Not only were Canned Heat initially unaware of the famous Geico ads, which ran circa 2018, powered by their music, but they received no royalties for the song’s use, either. Apparently, that total lack of creative control over their own work stems all the way back to 1967, and revolves around a rather suspicious drug bust.
The story goes that, during a trip to play a show in Denver, an old friend of Bob Hite came to visit the band in their hotel room, and he took a couple of joints off their hands in the process. Shortly thereafter, the local police force stormed the hotel room, found the weed that this mysterious old friend had suspiciously left behind, and promptly carted Canned Heat off to jail.

In a rather tight spot and unable to scrape together the funds for bail, the band sold off their half of the band’s publishing rights to Al Bennett, president of Liberty Records, to the tune of $10,000. Then, a few years later, when the group came to leave Liberty, they agreed to forfeit all future royalties in an effort to pay off the incredible debt that they had worked up with the label. Essentially, then, Canned Heat sold off the entire ‘golden age’ of their catalogue.
“This agreement was based on the sale of LPs and cassettes,” drummer Adolfo de la Parra later explained, per Ultimate Classic Rock. “No one knew that the CD would come along in a couple of years or that the entire Canned Heat catalogue would be reissued, sell like mad, and be used in commercials and movies 50 years down the road, as is now the case.”

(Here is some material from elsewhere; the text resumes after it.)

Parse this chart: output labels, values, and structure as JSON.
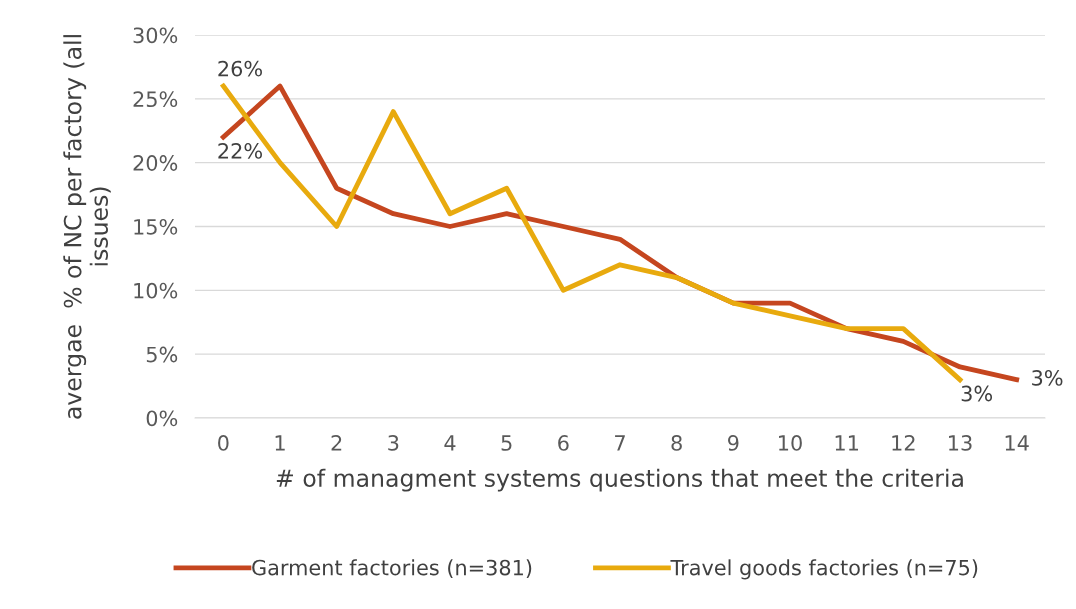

Seemingly, then, the prevailing issue with those Geico ads is not that they betray the cultural revolution of Canned Heat’s heyday, but that they do so without even benefiting the band’s surviving members. “The problem is that we have not received a penny from it, and that’s what really bothers me whenever I see the commercial,” the drummer shared.
“These are the type of mistakes that will haunt us for the rest of our lives,” de la Parra declared. “And many other bands have similar stories as ours.”
So, if there is one lesson to be learned from the Canned Heat debacle, it is that artists should never waive off their own publishing rights because you never know whether your work will eventually be used to sell insurance.